Don’t settle for just a pot. One-pot meals can be made in a variety of different ways. Try using a sheet-pan, slow-cooker, or dutch oven. Check out our do-it-yourself (DIY) recipe below to make your next meal and tailor it to what works best for you and your family!
DIY Sheet-Pan Meal Basics
- 1 pound of protein choose chicken, tofu, pork or fish
- 2 cups of starchy vegetables, such as potato, corn, peas or dry beans
- 3 to 4 cups of non-starchy vegetables, such as broccoli, carrot, mushroom, onion, celery, tomato and bell or spicy peppers
- Favorite seasonings, rosemary, thyme, sage, red pepper, parsley or garlic powder, seasoned to taste
- Vegetable oil or non-stick cooking spray
- Preheat oven to 400 degrees F.
- Cube starchier vegetables and toss them in 1 Tbsp. of vegetable oil and sprinkle with 2/3 of your mixed spices.

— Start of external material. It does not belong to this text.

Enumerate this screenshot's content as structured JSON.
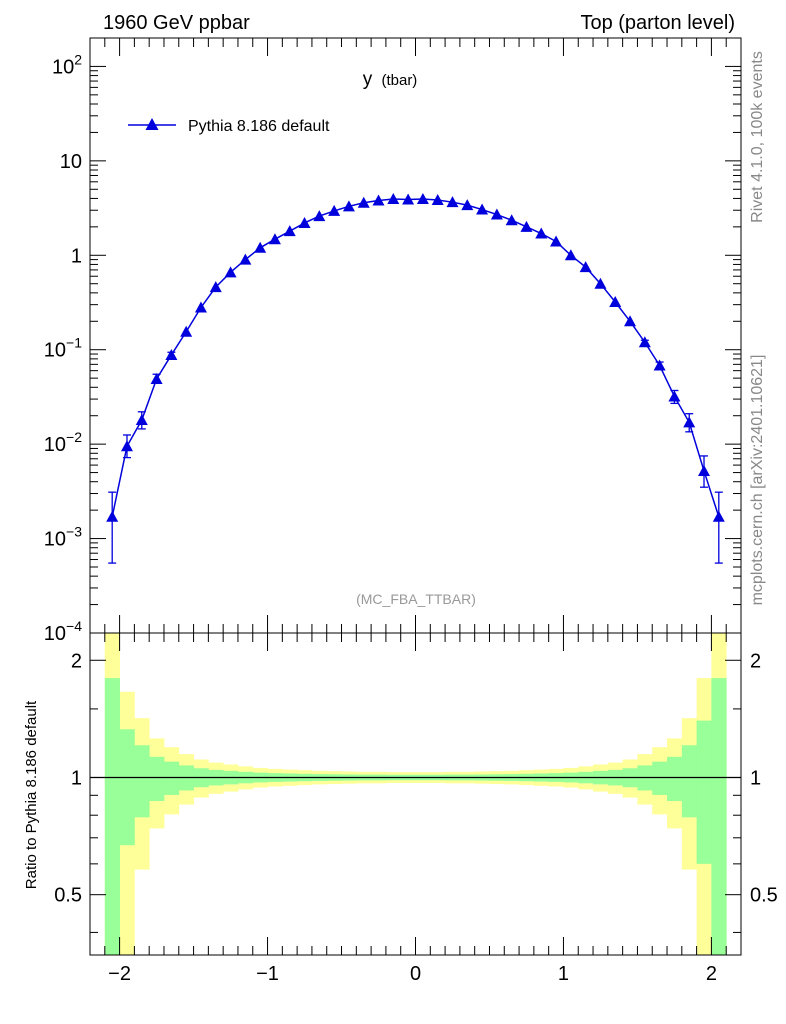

- Slice or cube proteins. Keep in mind, the bigger the size, the more time needed to cook to the correct temperature.
- Spray a pan with non-stick cooking spray, and fill 2/3 of the pan with the protein and the starchy vegetables. Bake for 20 minutes.
- Chop non-starchy vegetables and toss in 1 Tbsp. of vegetable oil and remaining 1/3 of the spice mixture.
- When the timer goes off, safely remove the pan from the oven and add the non-starchy, seasoned vegetables to the remaining 1/3 of the pan. Bake an additional 15 minutes and use a meat thermometer to check if the meat is thoroughly cooked.